I have two K80s installed on a Supermicro SYS-7048GR-TR running under Ubuntu 16.04 LTS. p2p copies work between the GPUs on each card, in my case GPUs 0 to 1 on card 1 and GPUs 2 and 3 on the second card. However, when I try to establish p2p communication between GPUs on different cards, cudaDeviceCanAccessPeer reports that 1 cannot access 2. The test code is compiled under pgi fortran 2017 17.4 using Mcuda=kepler.
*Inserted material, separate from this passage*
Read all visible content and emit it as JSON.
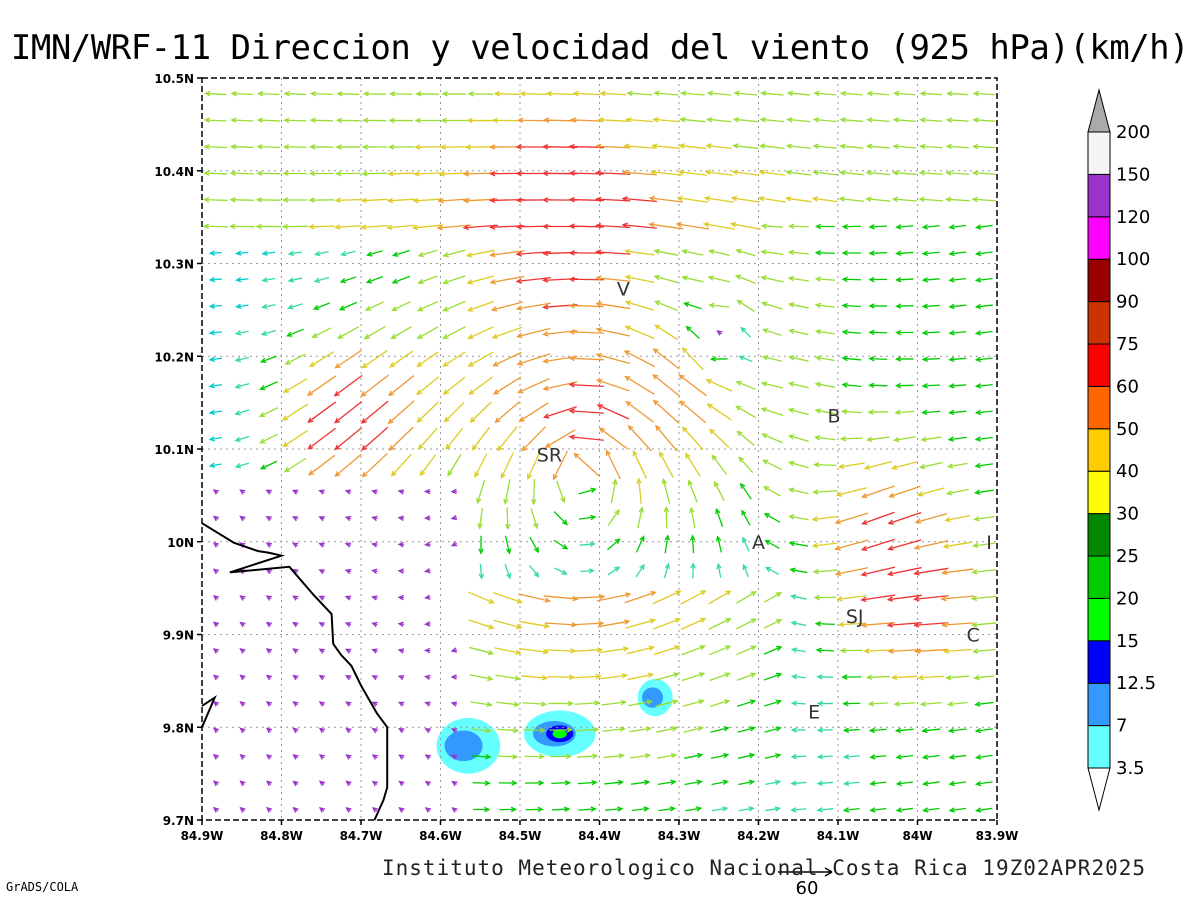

nvidia-smi reports the following:
myname@mybox:~$ nvidia-smi
Sun Sep 23 07:03:56 2018
±----------------------------------------------------------------------------+
| NVIDIA-SMI 384.130 Driver Version: 384.130 |
|-------------------------------±---------------------±---------------------+
| GPU Name Persistence-M| Bus-Id Disp.A | Volatile Uncorr. ECC |
| Fan Temp Perf Pwr:Usage/Cap| Memory-Usage | GPU-Util Compute M. |
|===============================+======================+======================|
| 0 Tesla K80 Off | 00000000:04:00.0 Off | 0 |
| N/A 70C P0 62W / 149W | 0MiB / 11439MiB | 0% Default |
±------------------------------±---------------------±---------------------+
| 1 Tesla K80 Off | 00000000:05:00.0 Off | 0 |
| N/A 71C P0 71W / 149W | 0MiB / 11439MiB | 0% Default |
±------------------------------±---------------------±---------------------+
| 2 Tesla K80 Off | 00000000:84:00.0 Off | 0 |
| N/A 77C P0 75W / 149W | 0MiB / 11439MiB | 0% Default |
±------------------------------±---------------------±---------------------+
| 3 Tesla K80 Off | 00000000:85:00.0 Off | 0 |
| N/A 74C P0 77W / 149W | 0MiB / 11439MiB | 93% Default |
±------------------------------±---------------------±---------------------+
±----------------------------------------------------------------------------+
| Processes: GPU Memory |
| GPU PID Type Process name Usage |
|=============================================================================|
| No running processes found |
±----------------------------------------------------------------------------+
The Supermicro box is set up as a compute box, without a full installation of pgi fortran or cuda. The codes I run on it are compiled on my development box and transferred in. I have a copy of the pgi REDIST directory under /opt with a LD_LIBRARY_PATH env variable pointing to the directory. I installed the drivers using “sudo apt-get nvidia-384 nvidia-modprobe”.
My guess is the problem is either out of date or incompatible compiler, driver, BIOS or some combination of those. The problem is, I do not know where to start. Any prior experience on this problems would be much appreciated.